David Evans & Assoc. to open office in Vancouver

It was one of those conversational notions in the Portland-based engineering and planning firm David Evans & Assoc. lunch room:

"What if we could open a satellite office in Vancouver to better market to Southwest Washington?"

"We could build on existing clients and market better to the newer ones."

Soon, a focus group was put together to explore the market potential, and a business plan emerged.

The next step would be to run the idea past the chief executives in the company.

The idea to expand to Vancouver did not come from the boardroom at DEA, it came from the ranks – four employees with more than 20 years collective experience with the company, as well as experience working on Clark County projects, such as the Columbia River Crossing.

"Nobody told us to do it, we just met on our own and put together a business plan," said DEA Project Engineer Neal Christensen of the idea he and fellow employees hatched one year ago. He said he found a business plan template on the Internet one night and used that as the model, and admits he and his cohorts were brand-new at such a game, and unsure what to expect from the higher-ups.

"We had to sit down and convince the executives this was a good idea," said Christensen.

The main point in their pitch was that to properly market to Southwest Washington, it would be a good idea to put down stakes here. To this end, they conducted a survey of local existing and potential clients, such as Clark County, the Port of Vancouver and the Washington State Department of Transportation.

"We asked them if it would make a difference in doing business if we moved here and they all said it would," said Christensen.

DEA Transportation Marketer Sheila Muckridge added that local knowledge and understanding is far better if a company lives where it works.

"Especially if you’re driving past your projects every day," said DEA Project Engineer Alex Lockhard.

Still, they had a bit of a hard sell. Considering three members of the team, Christensen, Lockhard and Project Engineer Gavin Oien, all live in Vancouver, one of the biggest hurdles to overcome was to convince the executive staff the proposal was not a ploy to eliminate their commute.

"We really did have to convince them that was not a factor," said Lockhard.

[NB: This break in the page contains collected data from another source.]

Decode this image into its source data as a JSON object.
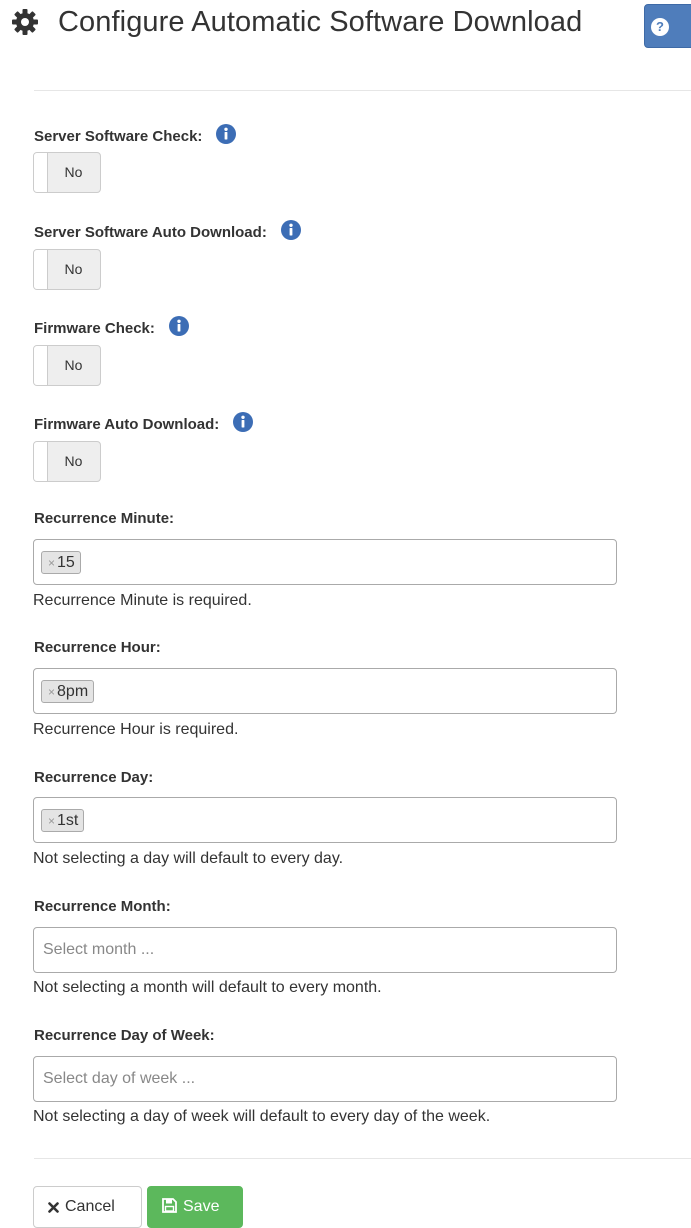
{
  "header": {
    "title": "Configure Automatic Software Download",
    "gear_icon": "gear-icon",
    "help_icon": "question-circle-icon",
    "help_color": "#4f7dbb"
  },
  "toggles": [
    {
      "label": "Server Software Check:",
      "value": "No"
    },
    {
      "label": "Server Software Auto Download:",
      "value": "No"
    },
    {
      "label": "Firmware Check:",
      "value": "No"
    },
    {
      "label": "Firmware Auto Download:",
      "value": "No"
    }
  ],
  "recurrence_minute": {
    "label": "Recurrence Minute:",
    "selected": "15",
    "help": "Recurrence Minute is required."
  },
  "recurrence_hour": {
    "label": "Recurrence Hour:",
    "selected": "8pm",
    "help": "Recurrence Hour is required."
  },
  "recurrence_day": {
    "label": "Recurrence Day:",
    "selected": "1st",
    "help": "Not selecting a day will default to every day."
  },
  "recurrence_month": {
    "label": "Recurrence Month:",
    "placeholder": "Select month ...",
    "help": "Not selecting a month will default to every month."
  },
  "recurrence_dow": {
    "label": "Recurrence Day of Week:",
    "placeholder": "Select day of week ...",
    "help": "Not selecting a day of week will default to every day of the week."
  },
  "chip_remove_glyph": "×",
  "info_icon_color": "#3c6db5",
  "buttons": {
    "cancel_label": "Cancel",
    "save_label": "Save",
    "save_color": "#5cb85c"
  }
}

But Oien allowed the commute factor could help in recruitment.

"I think that’s one of the great things about doing business up there is that there’s probably more talent up there that would rather not (cross the bridge)," he said.

"When I first met with them, I told them (the expansion) wouldn’t be strategically sufficient if it was only to shorten their commute," said DEA Co-Chief Operating Officer and Portland Office Manager Al Barkouli. "But mainly I said that to challenge them."

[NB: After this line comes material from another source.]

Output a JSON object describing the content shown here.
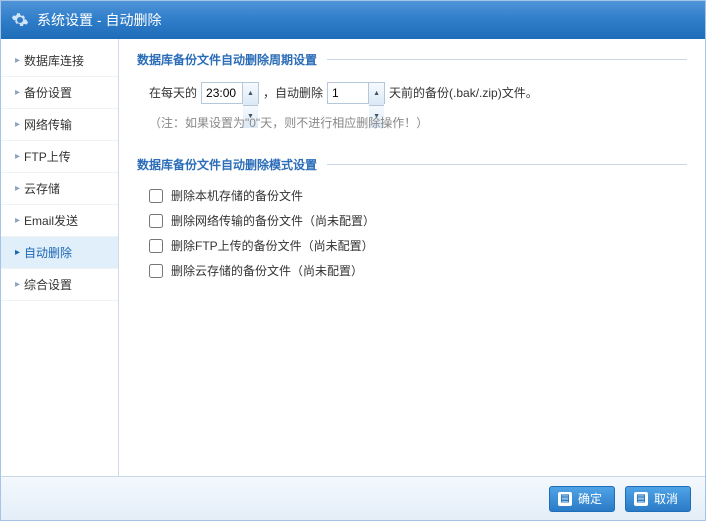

Further, Barkouli said the pitch played well into the company’s interest in opening doors in Vancouver.

"We have always had an eye on being in Vancouver," he said. "So when the case was made, it was hard to pass."

The group got the green light for the expansion in early September, and all are just a bit surprised.

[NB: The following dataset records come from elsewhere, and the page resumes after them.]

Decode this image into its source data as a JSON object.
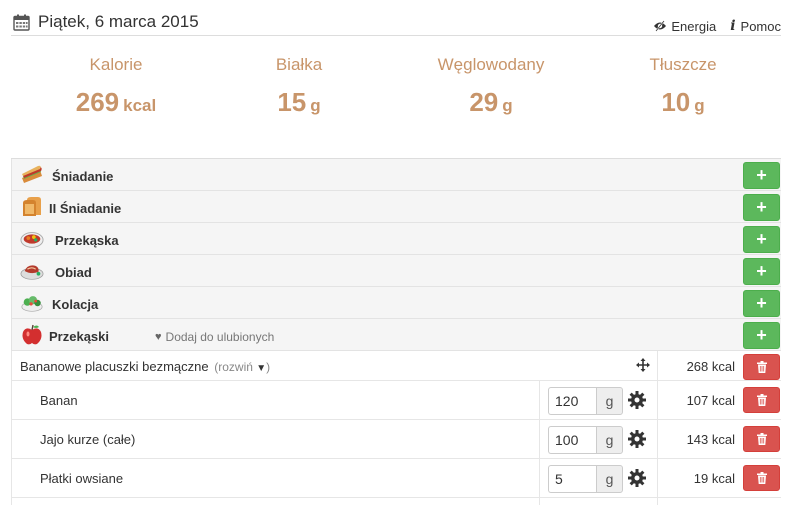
{
  "header": {
    "date": "Piątek, 6 marca 2015",
    "links": {
      "energy": "Energia",
      "help": "Pomoc"
    }
  },
  "summary": [
    {
      "label": "Kalorie",
      "value": "269",
      "unit": "kcal"
    },
    {
      "label": "Białka",
      "value": "15",
      "unit": "g"
    },
    {
      "label": "Węglowodany",
      "value": "29",
      "unit": "g"
    },
    {
      "label": "Tłuszcze",
      "value": "10",
      "unit": "g"
    }
  ],
  "meals": [
    {
      "name": "Śniadanie",
      "icon": "sandwich-icon"
    },
    {
      "name": "II Śniadanie",
      "icon": "toast-icon"
    },
    {
      "name": "Przekąska",
      "icon": "salad-bowl-icon"
    },
    {
      "name": "Obiad",
      "icon": "meat-plate-icon"
    },
    {
      "name": "Kolacja",
      "icon": "green-salad-icon"
    },
    {
      "name": "Przekąski",
      "icon": "apple-icon",
      "favorite_label": "Dodaj do ulubionych"
    }
  ],
  "add_button": "+",
  "dish": {
    "name": "Bananowe placuszki bezmączne",
    "expand_label": "(rozwiń",
    "kcal": "268 kcal",
    "ingredients": [
      {
        "name": "Banan",
        "qty": "120",
        "unit": "g",
        "kcal": "107 kcal"
      },
      {
        "name": "Jajo kurze (całe)",
        "qty": "100",
        "unit": "g",
        "kcal": "143 kcal"
      },
      {
        "name": "Płatki owsiane",
        "qty": "5",
        "unit": "g",
        "kcal": "19 kcal"
      }
    ]
  },
  "colors": {
    "accent": "#c8956a",
    "add": "#5cb85c",
    "delete": "#d9534f"
  }
}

"I think we could probably comfortably say we were never really confident we would get this far," said Muckridge. "So we were all pretty surprised."

Surprising, perhaps, but the situation is right in line with the firm’s founding philosophy, which is, "We find outstanding professionals and we give them the freedom and support to do what they do best."

Oien said the experience has shown him the company lives by that philosophy.

"They really do support an entrepreneurial spirit," he said.

Now that they have their nod, the team has shifted to planning the expansion. At first, they will operate with seven people, but plan to expand to 13 over the next few years. As for operation, the Vancouver office will run more or less autonomously from the Portland office, handling its own marketing, bookkeeping and project management.

"We’ll be a satellite of the Portland office, but we’ll be responsible for generating our own work," said Oien.

The group plans to be up and running in their 2,200-square-foot office, leased in the Bank of America Building at 805 Broadway St. in downtown Vancouver, by early March. The remodeling will be designed by DEA’s in-house architects.